A group of researchers at the Hong Kong University of Science and Technology (HKUST) and Xiamen University has revealed new understandings of how surface ruthenium atoms can improve the hydrogen evolution and oxidation activities of platinum. This discovery opens a new venue for rational design of more advanced catalysts for electrolyzer and fuel cell applications.
Hydrogen is a clean energy carrier that does not contain carbon. It is believed to play an essential role in our future sustainable society. Hydrogen can be produced from water via the hydrogen evolution reaction (HER) in an electrolyzer by using renewable energies, and consumed via a hydrogen oxidation reaction (HOR) in a fuel cell to generate electricity. Unfortunately, these two reactions are well-known kinetically sluggish in alkaline media, even on the most active platinum catalysts. The slow reaction rates limit the efficiencies of these two electrochemical devices and hinder their wide adoption. It has been known that the reaction rates of HER/HOR on platinum can be improved by surface modification or alloying with ruthenium. However, the mechanisms for this promotion have been under debate for over decades. Part of the reasons is a lack of direct observation of behaviors of hydrogen atoms on the surfaces of catalysts.

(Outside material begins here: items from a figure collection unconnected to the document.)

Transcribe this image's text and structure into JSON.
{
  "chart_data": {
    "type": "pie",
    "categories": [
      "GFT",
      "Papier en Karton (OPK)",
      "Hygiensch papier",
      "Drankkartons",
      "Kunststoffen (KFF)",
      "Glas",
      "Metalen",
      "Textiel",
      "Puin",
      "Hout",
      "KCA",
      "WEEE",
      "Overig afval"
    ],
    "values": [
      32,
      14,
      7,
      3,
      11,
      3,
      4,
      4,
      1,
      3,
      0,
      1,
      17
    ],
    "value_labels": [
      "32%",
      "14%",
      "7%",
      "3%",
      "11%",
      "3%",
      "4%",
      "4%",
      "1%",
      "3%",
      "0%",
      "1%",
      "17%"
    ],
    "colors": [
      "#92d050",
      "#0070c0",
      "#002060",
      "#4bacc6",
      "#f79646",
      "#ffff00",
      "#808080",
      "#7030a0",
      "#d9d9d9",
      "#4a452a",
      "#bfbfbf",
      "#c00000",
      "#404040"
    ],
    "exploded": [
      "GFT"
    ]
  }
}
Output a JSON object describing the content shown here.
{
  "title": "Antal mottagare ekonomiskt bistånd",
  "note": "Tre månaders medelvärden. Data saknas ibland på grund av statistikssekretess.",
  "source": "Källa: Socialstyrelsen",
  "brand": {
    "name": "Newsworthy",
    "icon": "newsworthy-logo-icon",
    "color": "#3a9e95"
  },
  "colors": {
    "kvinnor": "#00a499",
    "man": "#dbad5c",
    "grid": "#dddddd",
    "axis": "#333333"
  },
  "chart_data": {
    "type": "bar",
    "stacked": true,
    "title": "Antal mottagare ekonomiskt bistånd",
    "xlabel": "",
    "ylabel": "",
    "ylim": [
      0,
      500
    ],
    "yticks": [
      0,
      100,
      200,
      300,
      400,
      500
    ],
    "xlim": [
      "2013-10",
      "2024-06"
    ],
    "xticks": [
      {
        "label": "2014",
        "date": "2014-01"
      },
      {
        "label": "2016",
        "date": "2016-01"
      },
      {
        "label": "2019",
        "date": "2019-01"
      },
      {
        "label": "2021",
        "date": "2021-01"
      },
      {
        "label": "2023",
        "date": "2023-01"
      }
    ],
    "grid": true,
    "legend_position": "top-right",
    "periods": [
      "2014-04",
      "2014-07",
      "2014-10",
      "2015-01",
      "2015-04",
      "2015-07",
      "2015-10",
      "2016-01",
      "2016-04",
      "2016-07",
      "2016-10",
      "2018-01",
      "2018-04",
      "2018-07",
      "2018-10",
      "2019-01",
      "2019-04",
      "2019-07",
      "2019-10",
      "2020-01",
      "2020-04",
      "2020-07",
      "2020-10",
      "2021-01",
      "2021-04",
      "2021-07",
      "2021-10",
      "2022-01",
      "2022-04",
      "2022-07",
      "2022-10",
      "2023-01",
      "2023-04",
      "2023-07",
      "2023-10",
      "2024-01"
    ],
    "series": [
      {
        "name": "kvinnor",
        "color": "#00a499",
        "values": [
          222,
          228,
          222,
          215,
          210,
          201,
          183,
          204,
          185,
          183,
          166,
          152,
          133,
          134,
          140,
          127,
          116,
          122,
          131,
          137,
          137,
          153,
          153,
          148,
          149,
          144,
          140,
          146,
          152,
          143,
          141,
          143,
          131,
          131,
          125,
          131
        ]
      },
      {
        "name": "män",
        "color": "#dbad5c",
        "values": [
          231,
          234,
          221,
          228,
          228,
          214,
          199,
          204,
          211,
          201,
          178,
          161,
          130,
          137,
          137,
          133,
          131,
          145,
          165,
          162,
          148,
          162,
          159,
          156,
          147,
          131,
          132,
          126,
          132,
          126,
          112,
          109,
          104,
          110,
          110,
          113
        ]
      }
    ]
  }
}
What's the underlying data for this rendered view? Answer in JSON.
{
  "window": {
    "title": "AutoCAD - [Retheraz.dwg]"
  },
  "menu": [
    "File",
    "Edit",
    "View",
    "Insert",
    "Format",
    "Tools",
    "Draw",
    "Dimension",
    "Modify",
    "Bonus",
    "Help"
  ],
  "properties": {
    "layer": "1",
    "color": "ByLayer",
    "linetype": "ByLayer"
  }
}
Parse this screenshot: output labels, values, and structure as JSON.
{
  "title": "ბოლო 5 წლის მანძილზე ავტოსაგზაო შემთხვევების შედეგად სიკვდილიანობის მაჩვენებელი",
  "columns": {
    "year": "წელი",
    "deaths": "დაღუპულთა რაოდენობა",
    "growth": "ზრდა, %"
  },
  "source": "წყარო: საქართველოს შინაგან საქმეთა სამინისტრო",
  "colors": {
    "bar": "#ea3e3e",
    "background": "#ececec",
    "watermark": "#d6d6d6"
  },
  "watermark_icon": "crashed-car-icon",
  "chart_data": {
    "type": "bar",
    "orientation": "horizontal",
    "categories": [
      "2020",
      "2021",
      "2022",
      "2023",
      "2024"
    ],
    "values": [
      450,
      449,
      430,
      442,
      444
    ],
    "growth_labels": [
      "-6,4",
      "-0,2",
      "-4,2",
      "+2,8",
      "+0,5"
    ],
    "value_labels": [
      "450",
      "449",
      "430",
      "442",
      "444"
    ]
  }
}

To reveal the enigma of high HER/HOR activities on platinum-ruthenium bimetallic catalysts, a research team led by Prof. Minhua Shao, Department of Chemical and Biological Engineering and Energy Institute at HKUST, recently applied the powerful surface-enhanced infrared absorption spectroscopy (SEIRAS) to directly monitor the binding strength of the important reaction intermediate, hydrogen atoms on various surfaces. Through the combined electrochemical, spectroscopic, and theoretical studies they confirmed the surface ruthenium atoms interacted with the sub-surface platinum is one order of magnitude more active than platinum, i.e., the ruthenium rather than platinum atoms are main active sites in this system.
“Previous works mainly used conventional electrochemical and characterization techniques, which cannot directly monitor the adsorption behavior of hydrogen reaction intermediates. In this work, we use the powerful surface-enhanced infrared absorption spectroscopy, which is among the very few techniques that can directly “see” surface hydrogen atoms, and provides us more straightforward information on how ruthenium improves the activity” said Prof. Shao. “This work rules out the most widespread theory that the bifunctional effect on the interface between platinum and ruthenium is the cause of increased activities, and opens new directions on future design of more advanced HER/HOR catalysts, which can consequently reduce the usage of precious metals in both water electrolyzers and hydrogen fuel cells.”
This work is part of the newly founded Collaborative Research Fund project led by Prof. Shao “Development of high-performance and long-life alkaline membrane fuel cells”, and constitutes an important subsection of fundamental research to this whole project. Following works on the development of practical and high-performance bimetallic platinum-ruthenium electrocatalysts based on these findings is in progress.
This study was recently published in Nature Catalysis entitled “The Role of Ruthenium in Improving the Kinetics of Hydrogen Oxidation and Evolution Reactions of Platinum”.